Когда они наконец решили сосредоточить свои усилия на Шари, таком же неуловимом, как и ребенок, но вооруженном волнобоем, их оставалось четверо. Четверо наемников, которые отступили к выходу, не переставая отстреливаться дисками. Теперь они понимали, что имеют дело не с обычными противниками, а со странными полу-животными, полу-мифическими существами, причем в любом случае — существами непобедимыми; и, хотя их всегда школили в духе достойной максимы «победа или смерть», они избрали отступление.

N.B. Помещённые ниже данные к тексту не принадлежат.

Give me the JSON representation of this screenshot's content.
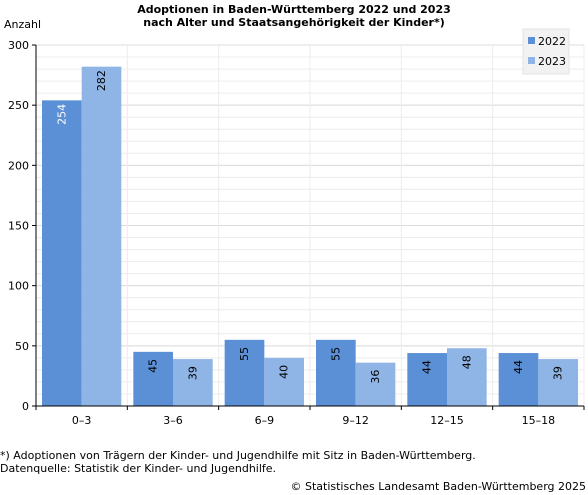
{
  "chart_data": {
    "type": "bar",
    "title": "Adoptionen in Baden-Württemberg 2022 und 2023",
    "subtitle": "nach Alter und Staatsangehörigkeit der Kinder*)",
    "ylabel": "Anzahl",
    "xlabel": "",
    "ylim": [
      0,
      300
    ],
    "yticks": [
      0,
      50,
      100,
      150,
      200,
      250,
      300
    ],
    "categories": [
      "0–3",
      "3–6",
      "6–9",
      "9–12",
      "12–15",
      "15–18"
    ],
    "series": [
      {
        "name": "2022",
        "color": "#5b8fd6",
        "values": [
          254,
          45,
          55,
          55,
          44,
          44
        ]
      },
      {
        "name": "2023",
        "color": "#8fb4e6",
        "values": [
          282,
          39,
          40,
          36,
          48,
          39
        ]
      }
    ],
    "grid": true,
    "legend": "top-right"
  },
  "footnotes": [
    "*) Adoptionen von Trägern der Kinder- und Jugendhilfe mit Sitz in Baden-Württemberg.",
    "Datenquelle: Statistik der Kinder- und Jugendhilfe."
  ],
  "copyright": "© Statistisches Landesamt Baden-Württemberg 2025"
}
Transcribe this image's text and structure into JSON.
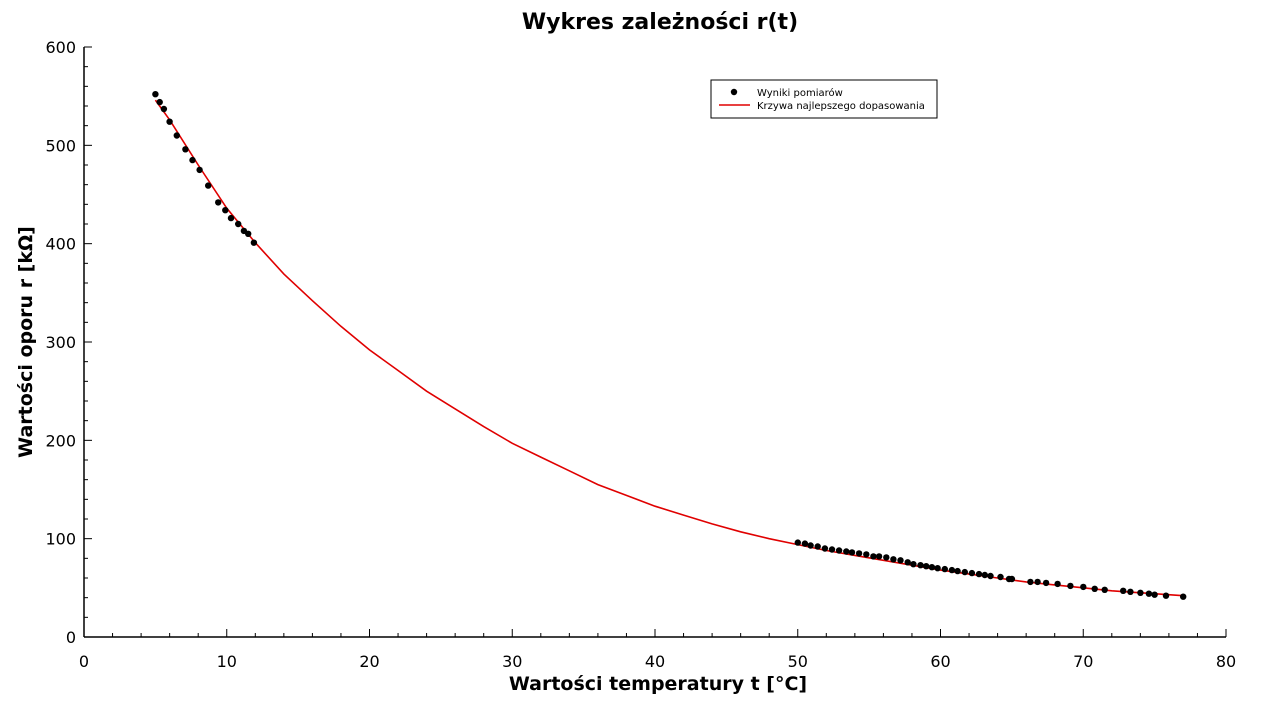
{
  "chart_data": {
    "type": "scatter",
    "title": "Wykres zależności r(t)",
    "xlabel": "Wartości temperatury t [°C]",
    "ylabel": "Wartości oporu r [kΩ]",
    "xlim": [
      0,
      80
    ],
    "ylim": [
      0,
      600
    ],
    "x_ticks": [
      0,
      10,
      20,
      30,
      40,
      50,
      60,
      70,
      80
    ],
    "y_ticks": [
      0,
      100,
      200,
      300,
      400,
      500,
      600
    ],
    "x_tick_labels": [
      "0",
      "10",
      "20",
      "30",
      "40",
      "50",
      "60",
      "70",
      "80"
    ],
    "y_tick_labels": [
      "0",
      "100",
      "200",
      "300",
      "400",
      "500",
      "600"
    ],
    "grid": false,
    "legend_position": "top-right",
    "colors": {
      "points": "#000000",
      "fit": "#e00000"
    },
    "series": [
      {
        "name": "Wyniki pomiarów",
        "kind": "scatter",
        "points": [
          [
            5.0,
            552
          ],
          [
            5.3,
            544
          ],
          [
            5.6,
            537
          ],
          [
            6.0,
            524
          ],
          [
            6.5,
            510
          ],
          [
            7.1,
            496
          ],
          [
            7.6,
            485
          ],
          [
            8.1,
            475
          ],
          [
            8.7,
            459
          ],
          [
            9.4,
            442
          ],
          [
            9.9,
            434
          ],
          [
            10.3,
            426
          ],
          [
            10.8,
            420
          ],
          [
            11.2,
            413
          ],
          [
            11.5,
            410
          ],
          [
            11.9,
            401
          ],
          [
            50.0,
            96
          ],
          [
            50.5,
            95
          ],
          [
            50.9,
            93
          ],
          [
            51.4,
            92
          ],
          [
            51.9,
            90
          ],
          [
            52.4,
            89
          ],
          [
            52.9,
            88
          ],
          [
            53.4,
            87
          ],
          [
            53.8,
            86
          ],
          [
            54.3,
            85
          ],
          [
            54.8,
            84
          ],
          [
            55.3,
            82
          ],
          [
            55.7,
            82
          ],
          [
            56.2,
            81
          ],
          [
            56.7,
            79
          ],
          [
            57.2,
            78
          ],
          [
            57.7,
            76
          ],
          [
            58.1,
            74
          ],
          [
            58.6,
            73
          ],
          [
            59.0,
            72
          ],
          [
            59.4,
            71
          ],
          [
            59.8,
            70
          ],
          [
            60.3,
            69
          ],
          [
            60.8,
            68
          ],
          [
            61.2,
            67
          ],
          [
            61.7,
            66
          ],
          [
            62.2,
            65
          ],
          [
            62.7,
            64
          ],
          [
            63.1,
            63
          ],
          [
            63.5,
            62
          ],
          [
            64.2,
            61
          ],
          [
            64.8,
            59
          ],
          [
            65.0,
            59
          ],
          [
            66.3,
            56
          ],
          [
            66.8,
            56
          ],
          [
            67.4,
            55
          ],
          [
            68.2,
            54
          ],
          [
            69.1,
            52
          ],
          [
            70.0,
            51
          ],
          [
            70.8,
            49
          ],
          [
            71.5,
            48
          ],
          [
            72.8,
            47
          ],
          [
            73.3,
            46
          ],
          [
            74.0,
            45
          ],
          [
            74.6,
            44
          ],
          [
            75.0,
            43
          ],
          [
            75.8,
            42
          ],
          [
            77.0,
            41
          ]
        ]
      },
      {
        "name": "Krzywa najlepszego dopasowania",
        "kind": "line",
        "points": [
          [
            5,
            546
          ],
          [
            6,
            526
          ],
          [
            8,
            480
          ],
          [
            10,
            436
          ],
          [
            12,
            401
          ],
          [
            14,
            369
          ],
          [
            16,
            342
          ],
          [
            18,
            316
          ],
          [
            20,
            292
          ],
          [
            22,
            271
          ],
          [
            24,
            250
          ],
          [
            26,
            232
          ],
          [
            28,
            214
          ],
          [
            30,
            197
          ],
          [
            32,
            183
          ],
          [
            34,
            169
          ],
          [
            36,
            155
          ],
          [
            38,
            144
          ],
          [
            40,
            133
          ],
          [
            42,
            124
          ],
          [
            44,
            115
          ],
          [
            46,
            107
          ],
          [
            48,
            100
          ],
          [
            50,
            94
          ],
          [
            52,
            88
          ],
          [
            54,
            83
          ],
          [
            56,
            78
          ],
          [
            58,
            73
          ],
          [
            60,
            68
          ],
          [
            62,
            64
          ],
          [
            64,
            60
          ],
          [
            66,
            56
          ],
          [
            68,
            53
          ],
          [
            70,
            50
          ],
          [
            72,
            47
          ],
          [
            74,
            45
          ],
          [
            77,
            42
          ]
        ]
      }
    ]
  }
}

Они безусловно потерпели провал, они не сумели захватить ребенка тутталки-изгнанницы; они знали уставной порядок в случае неудачи — им надлежало с честью покончить с собой, но их овата, чтобы проследить за исполнением устава, здесь больше не было, а дисциплина с момента провозглашения империи Ангов и наделения властью организации Притива ощутимо ослабла. Притивы, изначально просто группа отщепенцев, вышвырнутых из рыцарей-абсуратов, выросли в тени планетарных правительств, которым требовались молчаливые исполнители для выполнения грязной работы. По сути, они жили в ночи, как равнинные хищники, чьи глаза светятся во тьме, как убийцы, воры, заговорщики, жиголо, однако при свете дня их руководство, конечно, истинную их природу отрицало. Союз с Ангами Сиракузскими и скаитами Гипонероса, безусловно, позволил Притиву сразить своего исконного врага, Орден Абсуратов, но этот триумф парадоксальным образом повел Притив к его закату: оковы бдительности и скрытности ослабли, и Притив превратился не более чем в обычную армию. Его сжег блеск Сиракузы, как опаляют крылья насекомые в лучах светошаров. Он отбросил Орден, ненавистного прародителя, в тень, и, следуя беспристрастному круговороту бытия, свет отбросил его самого обратно в ничто. Вот по каким причинам четверо выживших наемников предпочли бежать, а не сойтись с этими двумя странными противниками (считая ребенка!) в смертельной схватке.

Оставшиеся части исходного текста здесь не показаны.